HELAL SAEED AL MARRI: We have no concerns about supply outpacing demand, in fact it is quite the reverse. An essential part of our tourism vision is to ensure that Dubai has the required hotel capacity in place to cater to 20m visitors annually by 2020, with an adequate mix of options across different budget levels. We have seen an increase in hotel and apartment occupancy and revenue per available room in the first half of 2013; the sector has been following an upward trend for some time. This increase has taken place in tandem with growth in the numbers of hotels and hotel rooms – with 603 hotels and hotel apartments operating in the city at the end of June 2013, up from 587 at the end of the same period of 2012. The same period saw the creation of an additional 5484 rooms, taking the total to 81,492, a rise of 7.2%. It is obviously good news that our hotels’ revenues are increasing, but we do not want to see rates rise to the extent that the city loses its competitive edge. It is also important that we continue to broaden our offerings, and at DTCM we are working on a number of initiatives to make this a reality. For example, we recently announced an incentive to encourage the hotel industry to develop more mid-market hotels.
How does Dubai’s tourism sector compare regionally, and what makes it an attractive destination?
AL MARRI: According to the latest UN World Tourism Organisation figures, the Middle East as a whole returned to growth in the first half of 2013, recording a year-on-year increase of 13%. This is encouraging. When we look at Dubai’s own figures for the first half of the year, we see sustainable, steady growth in visitor numbers, up 11.1%, with total visitors from January to June exceeding 5.5m.
Our biggest source market continues to be Saudi Arabia, which recorded strong growth in the first half of 2013, higher than any other Gulf country. We are also seeing growth from first-time global travellers. As the middle class expands in India and China, people are looking to travel abroad, and many are choosing to come to Dubai with family entertainment, shopping and leisure high on their agenda. To capitalise on this, DTCM recently opened its fourth office in China, which is located in Chengdu In an attempt to improve the UAE’s positioning as a leading family destination, particular attention will be given to ongoing development of new festivals, enhancing our coastline and improving the packaging of our cultural and heritage attractions.

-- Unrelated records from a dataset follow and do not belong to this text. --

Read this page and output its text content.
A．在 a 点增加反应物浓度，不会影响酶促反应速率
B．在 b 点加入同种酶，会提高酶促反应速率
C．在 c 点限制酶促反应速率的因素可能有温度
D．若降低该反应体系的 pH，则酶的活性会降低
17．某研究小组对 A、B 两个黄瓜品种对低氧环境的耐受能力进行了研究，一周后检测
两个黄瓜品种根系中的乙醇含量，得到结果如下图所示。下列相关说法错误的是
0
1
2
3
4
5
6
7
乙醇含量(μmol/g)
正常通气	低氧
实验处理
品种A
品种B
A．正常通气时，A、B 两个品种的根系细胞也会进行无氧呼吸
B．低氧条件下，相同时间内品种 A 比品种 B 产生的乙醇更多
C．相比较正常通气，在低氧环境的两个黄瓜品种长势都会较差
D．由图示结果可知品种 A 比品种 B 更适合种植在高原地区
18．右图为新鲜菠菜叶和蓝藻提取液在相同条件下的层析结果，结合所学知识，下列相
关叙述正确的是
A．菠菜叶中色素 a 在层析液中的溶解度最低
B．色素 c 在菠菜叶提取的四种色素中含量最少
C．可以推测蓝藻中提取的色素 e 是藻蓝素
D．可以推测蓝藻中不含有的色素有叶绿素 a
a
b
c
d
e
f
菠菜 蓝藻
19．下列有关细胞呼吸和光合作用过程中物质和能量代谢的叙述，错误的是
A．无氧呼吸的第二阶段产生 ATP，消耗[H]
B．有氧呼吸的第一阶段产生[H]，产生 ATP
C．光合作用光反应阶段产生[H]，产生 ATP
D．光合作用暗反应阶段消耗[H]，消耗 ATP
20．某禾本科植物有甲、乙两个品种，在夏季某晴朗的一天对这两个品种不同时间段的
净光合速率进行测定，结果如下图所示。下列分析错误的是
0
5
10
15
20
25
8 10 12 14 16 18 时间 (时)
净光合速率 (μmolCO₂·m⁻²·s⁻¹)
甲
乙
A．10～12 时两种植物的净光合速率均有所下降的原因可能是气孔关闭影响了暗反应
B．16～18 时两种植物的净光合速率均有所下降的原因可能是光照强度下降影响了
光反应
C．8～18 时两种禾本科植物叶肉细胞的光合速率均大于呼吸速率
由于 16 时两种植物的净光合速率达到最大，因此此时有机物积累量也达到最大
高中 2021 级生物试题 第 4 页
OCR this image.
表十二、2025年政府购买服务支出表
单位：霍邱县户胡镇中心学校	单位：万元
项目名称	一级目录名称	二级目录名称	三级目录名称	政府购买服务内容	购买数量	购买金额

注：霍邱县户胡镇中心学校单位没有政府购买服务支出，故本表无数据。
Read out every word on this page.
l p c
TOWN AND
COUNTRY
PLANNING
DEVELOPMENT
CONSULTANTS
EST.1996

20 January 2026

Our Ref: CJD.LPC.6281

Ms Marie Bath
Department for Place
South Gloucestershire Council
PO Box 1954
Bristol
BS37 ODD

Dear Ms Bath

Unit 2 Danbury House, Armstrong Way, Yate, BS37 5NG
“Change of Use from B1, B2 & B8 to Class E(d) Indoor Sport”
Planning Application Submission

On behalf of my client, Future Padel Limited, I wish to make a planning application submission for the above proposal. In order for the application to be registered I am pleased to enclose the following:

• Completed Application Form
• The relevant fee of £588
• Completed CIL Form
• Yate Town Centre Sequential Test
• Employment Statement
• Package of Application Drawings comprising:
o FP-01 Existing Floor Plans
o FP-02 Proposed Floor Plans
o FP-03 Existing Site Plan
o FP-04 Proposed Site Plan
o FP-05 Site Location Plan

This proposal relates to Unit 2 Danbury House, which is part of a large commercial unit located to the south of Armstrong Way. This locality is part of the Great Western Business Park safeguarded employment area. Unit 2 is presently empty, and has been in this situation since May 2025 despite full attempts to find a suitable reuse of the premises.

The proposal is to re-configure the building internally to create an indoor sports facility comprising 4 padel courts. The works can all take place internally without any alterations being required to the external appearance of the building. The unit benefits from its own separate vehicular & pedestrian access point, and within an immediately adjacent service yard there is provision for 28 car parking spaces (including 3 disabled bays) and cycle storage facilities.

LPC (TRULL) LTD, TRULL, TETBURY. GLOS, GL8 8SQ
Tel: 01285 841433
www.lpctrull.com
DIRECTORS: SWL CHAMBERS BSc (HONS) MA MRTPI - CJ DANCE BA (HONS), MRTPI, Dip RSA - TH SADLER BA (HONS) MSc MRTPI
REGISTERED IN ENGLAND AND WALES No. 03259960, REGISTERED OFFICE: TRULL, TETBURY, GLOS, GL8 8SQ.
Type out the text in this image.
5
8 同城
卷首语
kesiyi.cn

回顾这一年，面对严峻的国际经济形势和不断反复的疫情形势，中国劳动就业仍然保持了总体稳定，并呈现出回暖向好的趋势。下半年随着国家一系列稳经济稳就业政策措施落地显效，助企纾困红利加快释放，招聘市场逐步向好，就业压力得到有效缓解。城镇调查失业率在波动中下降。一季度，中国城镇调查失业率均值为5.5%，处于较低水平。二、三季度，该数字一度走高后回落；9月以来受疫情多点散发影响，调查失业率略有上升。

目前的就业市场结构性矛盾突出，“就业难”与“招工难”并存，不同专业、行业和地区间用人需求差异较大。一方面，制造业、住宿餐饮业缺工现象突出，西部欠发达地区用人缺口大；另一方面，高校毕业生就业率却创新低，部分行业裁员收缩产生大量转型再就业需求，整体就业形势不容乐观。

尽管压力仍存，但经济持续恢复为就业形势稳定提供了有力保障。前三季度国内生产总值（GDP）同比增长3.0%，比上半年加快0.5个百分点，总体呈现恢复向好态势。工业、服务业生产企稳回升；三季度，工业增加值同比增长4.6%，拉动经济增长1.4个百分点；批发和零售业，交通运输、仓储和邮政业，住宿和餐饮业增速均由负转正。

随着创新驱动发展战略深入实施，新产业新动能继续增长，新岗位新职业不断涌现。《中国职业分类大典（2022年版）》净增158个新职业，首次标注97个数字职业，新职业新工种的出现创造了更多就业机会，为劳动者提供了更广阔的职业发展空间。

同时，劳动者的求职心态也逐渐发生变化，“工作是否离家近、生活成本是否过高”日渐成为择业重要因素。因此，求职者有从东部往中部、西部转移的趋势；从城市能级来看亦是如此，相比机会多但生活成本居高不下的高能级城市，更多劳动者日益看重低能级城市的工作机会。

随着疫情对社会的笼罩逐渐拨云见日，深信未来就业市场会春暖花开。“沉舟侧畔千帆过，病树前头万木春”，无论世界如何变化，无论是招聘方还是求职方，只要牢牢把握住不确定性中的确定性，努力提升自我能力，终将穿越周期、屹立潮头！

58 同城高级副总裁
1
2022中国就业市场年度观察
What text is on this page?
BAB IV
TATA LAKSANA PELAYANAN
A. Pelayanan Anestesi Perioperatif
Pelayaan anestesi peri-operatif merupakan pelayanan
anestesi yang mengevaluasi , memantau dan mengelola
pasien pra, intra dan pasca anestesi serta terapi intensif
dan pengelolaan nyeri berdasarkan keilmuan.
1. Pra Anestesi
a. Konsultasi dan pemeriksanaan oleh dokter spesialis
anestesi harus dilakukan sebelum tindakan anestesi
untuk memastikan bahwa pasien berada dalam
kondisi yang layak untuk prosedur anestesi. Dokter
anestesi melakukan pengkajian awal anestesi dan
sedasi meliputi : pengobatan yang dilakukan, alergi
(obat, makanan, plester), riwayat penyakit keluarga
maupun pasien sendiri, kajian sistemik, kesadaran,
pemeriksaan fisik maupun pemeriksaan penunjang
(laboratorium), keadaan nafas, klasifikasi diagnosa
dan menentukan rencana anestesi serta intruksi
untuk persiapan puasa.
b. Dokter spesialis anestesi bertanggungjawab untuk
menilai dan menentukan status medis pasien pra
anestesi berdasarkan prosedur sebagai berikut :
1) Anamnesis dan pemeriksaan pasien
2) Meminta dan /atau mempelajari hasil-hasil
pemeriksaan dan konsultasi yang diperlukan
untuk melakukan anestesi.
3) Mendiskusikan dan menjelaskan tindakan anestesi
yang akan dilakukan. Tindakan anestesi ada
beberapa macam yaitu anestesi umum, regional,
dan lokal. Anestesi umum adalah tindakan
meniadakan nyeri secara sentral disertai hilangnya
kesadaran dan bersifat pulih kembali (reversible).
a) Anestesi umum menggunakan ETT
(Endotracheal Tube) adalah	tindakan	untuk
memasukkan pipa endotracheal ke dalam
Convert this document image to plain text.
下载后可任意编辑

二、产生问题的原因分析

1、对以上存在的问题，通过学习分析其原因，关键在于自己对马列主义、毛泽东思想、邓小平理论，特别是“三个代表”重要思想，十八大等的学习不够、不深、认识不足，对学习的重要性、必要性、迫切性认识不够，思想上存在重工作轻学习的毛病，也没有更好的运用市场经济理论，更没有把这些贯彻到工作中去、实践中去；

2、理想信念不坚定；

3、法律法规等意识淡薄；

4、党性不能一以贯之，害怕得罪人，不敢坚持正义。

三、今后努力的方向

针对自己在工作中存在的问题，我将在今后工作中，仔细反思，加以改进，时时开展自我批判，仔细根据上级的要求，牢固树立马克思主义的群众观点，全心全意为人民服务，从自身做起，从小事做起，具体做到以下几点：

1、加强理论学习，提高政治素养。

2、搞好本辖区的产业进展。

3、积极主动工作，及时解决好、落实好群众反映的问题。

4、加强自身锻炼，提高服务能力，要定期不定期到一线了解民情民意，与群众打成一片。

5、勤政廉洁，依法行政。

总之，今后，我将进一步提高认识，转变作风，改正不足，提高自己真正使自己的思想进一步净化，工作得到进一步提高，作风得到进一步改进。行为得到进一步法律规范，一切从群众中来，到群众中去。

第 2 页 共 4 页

What immediate opportunities does Dubai Tourism Vision 2020 create for greater private sector participation in the tourism industry?
AL MARRI: Having clear aims for the sector as a whole is an essential part of planning for success, and public and private players have a stake in the future of Dubai’s tourism achievements. This includes collaboration, integration and cross-promotion of our airlines, hotels, attractions, entertainment, restaurants, and public and private transport. It is crucial for all of us to be able to focus our efforts where they are most effective. We can best use and pool our resources through shared marketing activities, packages created around important events on the Dubai calendar and targeted outreach efforts to attract certain markets or segments, like families or couples tourism. Together, we can support the growth of niche travel segments such as marine tourism – diving, kite-surfing, wakeboarding, yachting and fishing – or adventure activities – such as sky-diving and dune bashing – to appeal to the broadest of audiences, which will boost the length of stay. Another example is the cruise sector – we see great potential in increasing the amount of visitors who use Dubai as the start of their cruise holiday. Business tourism is also a major priority and we need to continue to leverage Dubai’s location in the region.